Rehau Window Solutions hat zusammen mit seiner Unternehmenstochter Dekura eine neue Recyclinganlage zur Trennung und Sortierung von Altfenstern und Produktionsabfällen aus PVC installiert. Damit kommt der Systemgeber seinem Ziel näher, die Recyclingquote beim verwendeten Material für die Produktion von Fensterlösungen zu erhöhen.

Mit dem weiteren Ausbau der Altfensteraufbereitungsanlage hat Rehau Window Solutions seine Ambitionen als Treiber und Gestalter einer komplett geschlossenen Kreislaufwirtschaft unterstrichen. Die Anlage verbessere den Recyclingprozess und ermögliche, ein fast genaues Abtrennen von verschiedenen Materialien im geschredderten PVC-Mahlgut zu erzielen.
"Ich bin begeistert von der hohen technischen Leistungsfähigkeit. Besonders die optische Trenntechnik von Glas und anderen Stoffen aus dem PVC Strom unterstreicht die herausragende Stellung von Rehau Window Solutions als Premiumsystemgeber der Branche", sagt Dr.
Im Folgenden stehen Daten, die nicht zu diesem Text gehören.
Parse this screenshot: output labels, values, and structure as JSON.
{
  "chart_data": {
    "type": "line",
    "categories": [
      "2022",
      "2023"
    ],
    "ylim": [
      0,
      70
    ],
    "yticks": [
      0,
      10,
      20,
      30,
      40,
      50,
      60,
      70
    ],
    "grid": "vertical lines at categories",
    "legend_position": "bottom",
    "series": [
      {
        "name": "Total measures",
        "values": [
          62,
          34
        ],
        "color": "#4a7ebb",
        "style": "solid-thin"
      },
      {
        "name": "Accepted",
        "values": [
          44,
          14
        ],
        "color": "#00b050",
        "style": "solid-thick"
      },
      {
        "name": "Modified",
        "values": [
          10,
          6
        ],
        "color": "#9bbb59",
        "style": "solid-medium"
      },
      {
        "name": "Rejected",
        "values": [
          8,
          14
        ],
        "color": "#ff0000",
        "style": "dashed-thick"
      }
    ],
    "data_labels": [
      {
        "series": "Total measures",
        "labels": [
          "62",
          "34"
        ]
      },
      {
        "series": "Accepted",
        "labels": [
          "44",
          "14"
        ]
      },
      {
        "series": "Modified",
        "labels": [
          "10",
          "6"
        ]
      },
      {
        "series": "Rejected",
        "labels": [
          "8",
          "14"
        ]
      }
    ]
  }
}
Uwe Böhlke, CEO Rehau Industries.
Kooperation mit Dekura stärkt Wettbewerbsfähigkeit
Im Verbund mit PVCR in Runcorn (England) und der Recyclingaktivität am Standort in Srem (Polen) bilde Dekura einen großen Teil der Sustainability-Aktivitäten von Rehau Window Solutions ab.
"Dies stärkt unsere Marktposition und zeigt, dass wir weiterhin Treiber und Gestalter bei den Initiativen zur Aufbereitung und Wiederverwertung von Altfenstern sind. Durch den Einsatz von unseren Rezyklaten in drei Ländern sind wir ein bestimmender Player auf dem europäischen Markt", sagt Carsten Heuer, CEO Rehau Window Solutions.
Sustainability fest verankert in der DNA von Rehau Window Solutions
Bereits seit einem Jahrzehnt setzt Rehau Windows Solutions auf den Einsatz von qualitativ hochwertigen Rezyklaten aus den eigenen Recyclingstandorten. So kümmert sich Unternehmenstochter Dekura in zwei Werken um die rückgeführten Rohstoffe aus den Prozessen der Fensterprofilextrusion. Bei der Herstellung von einer Tonne Rezyklat zum Beispiel liege die Einsparungsquote im Vergleich zu Neuware bereits heute bei deutlich mehr als 50 Prozent CO2.